I'm still following the Ledger subreddit and it's amazing that they still have so many supporters, presumably people who ought to know better than to keep trusting them.  As I said previously, many of them just don't get the points being made in this thread, i.e., that as long as that backdoor exists it doesn't matter if you subscribe to their recovery service or not; Ledger can access your keys whenever they want.

"Fool Me Once, Shame on You; Fool Me Twice, Shame on Me"[1]. I am always available to help people to reach their own Sovereignty, either in the forum or other similar setting, publicly or privately. What I can't have pity on is people that, despise all the red flags and warnings regarding the services or the wallets that they use, still decide to keep their funds / trust on those same services (or, even worse, transferring their funds to a similar service).

It's a shame that Ledger brainwashed some of their userbase in thinking that this service actually is more of a help to them than a risk (and how it goes against with everything they stand for). I can't wait to see the release of the Whitepaper of the process so that we can finally have even more arguments to spread awareness about the service.
[1]https://knowyourphrase.com/fool-me-once

[o_e_l_e_o]

-snip-

Lol. Good find. SEC literally ordering Binance to hand over all customer funds and private keys.
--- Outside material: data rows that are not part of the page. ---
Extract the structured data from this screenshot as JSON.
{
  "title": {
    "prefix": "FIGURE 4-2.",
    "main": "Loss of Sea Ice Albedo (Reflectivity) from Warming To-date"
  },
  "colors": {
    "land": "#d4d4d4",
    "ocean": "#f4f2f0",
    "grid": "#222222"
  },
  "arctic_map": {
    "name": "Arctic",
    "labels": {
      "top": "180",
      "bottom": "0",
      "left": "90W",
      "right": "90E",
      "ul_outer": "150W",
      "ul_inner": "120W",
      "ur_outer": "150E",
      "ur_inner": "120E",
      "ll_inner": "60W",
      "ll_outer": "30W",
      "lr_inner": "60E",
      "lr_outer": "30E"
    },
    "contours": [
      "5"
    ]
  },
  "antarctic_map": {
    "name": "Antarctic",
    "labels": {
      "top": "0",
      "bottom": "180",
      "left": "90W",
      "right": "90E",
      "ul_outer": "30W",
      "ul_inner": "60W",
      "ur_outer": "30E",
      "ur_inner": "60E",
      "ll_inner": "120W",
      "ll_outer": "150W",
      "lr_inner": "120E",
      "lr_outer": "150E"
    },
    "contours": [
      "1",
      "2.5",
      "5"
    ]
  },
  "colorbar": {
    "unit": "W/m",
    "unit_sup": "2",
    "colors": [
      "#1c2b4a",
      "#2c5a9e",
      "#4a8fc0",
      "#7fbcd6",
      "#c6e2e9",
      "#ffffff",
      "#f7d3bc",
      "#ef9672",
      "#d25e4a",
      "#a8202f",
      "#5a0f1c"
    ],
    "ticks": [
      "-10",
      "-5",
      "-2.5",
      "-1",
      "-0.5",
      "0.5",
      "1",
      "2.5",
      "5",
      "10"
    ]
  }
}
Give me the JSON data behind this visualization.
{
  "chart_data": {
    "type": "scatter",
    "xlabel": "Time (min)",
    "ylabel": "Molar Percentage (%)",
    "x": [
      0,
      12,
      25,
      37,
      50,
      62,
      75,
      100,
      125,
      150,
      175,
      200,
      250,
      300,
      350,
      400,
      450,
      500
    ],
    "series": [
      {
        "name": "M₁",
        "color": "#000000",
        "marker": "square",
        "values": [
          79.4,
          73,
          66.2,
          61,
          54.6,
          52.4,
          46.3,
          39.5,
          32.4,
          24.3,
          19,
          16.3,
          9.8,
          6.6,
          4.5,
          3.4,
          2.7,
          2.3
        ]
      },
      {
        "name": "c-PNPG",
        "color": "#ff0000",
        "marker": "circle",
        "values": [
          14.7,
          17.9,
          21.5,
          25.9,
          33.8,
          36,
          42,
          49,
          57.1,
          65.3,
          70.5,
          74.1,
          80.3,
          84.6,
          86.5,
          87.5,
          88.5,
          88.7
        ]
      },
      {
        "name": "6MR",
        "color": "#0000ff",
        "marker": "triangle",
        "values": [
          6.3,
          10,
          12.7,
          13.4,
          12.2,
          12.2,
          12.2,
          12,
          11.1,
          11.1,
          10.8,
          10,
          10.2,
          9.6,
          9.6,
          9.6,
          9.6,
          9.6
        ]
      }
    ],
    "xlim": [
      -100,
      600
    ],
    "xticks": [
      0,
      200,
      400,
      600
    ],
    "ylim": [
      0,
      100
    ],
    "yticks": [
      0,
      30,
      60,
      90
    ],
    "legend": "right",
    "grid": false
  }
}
Ledger: "We would only hand over your seed to the government in the case of a subpoena for terrorism or similar, which is never going to happen, so there is nothing to worry about."
US Government: "Hold my beer."

I doubt those poor bastards can be of much help. All they can do is tell you what they have been told from up above or copy/paste some nonsense making them look unknowledgeable.

Their support team are limited to guesswork and regurgitating information from elsewhere. They apparently have been told absolutely nothing about Ledger Recover, and all they know is what the rest of us know from reading the Ledger website and Twitter:

I will do my best to answer with a combination of intuition and what I picked up from our AMA

[Lucius]

~snip~
It's a shame that Ledger brainwashed some of their userbase in thinking that this service actually is more of a help to them than a risk (and how it goes against with everything they stand for).

I think that this process (brainwashing) would not be suitable for the user base you mention, because you cannot brainwash someone who does not understand the basics, and I will dare to say that at least 80% of all those who own Bitcoin or some altcoins are not even aware of what Bitcoin is (in a slightly more detailed sense), let alone what it means to be your own bank.

Consequently, if someone offers a service that is diametrically opposed to what they primarily offered, only a person without a bit of common sense will accept it.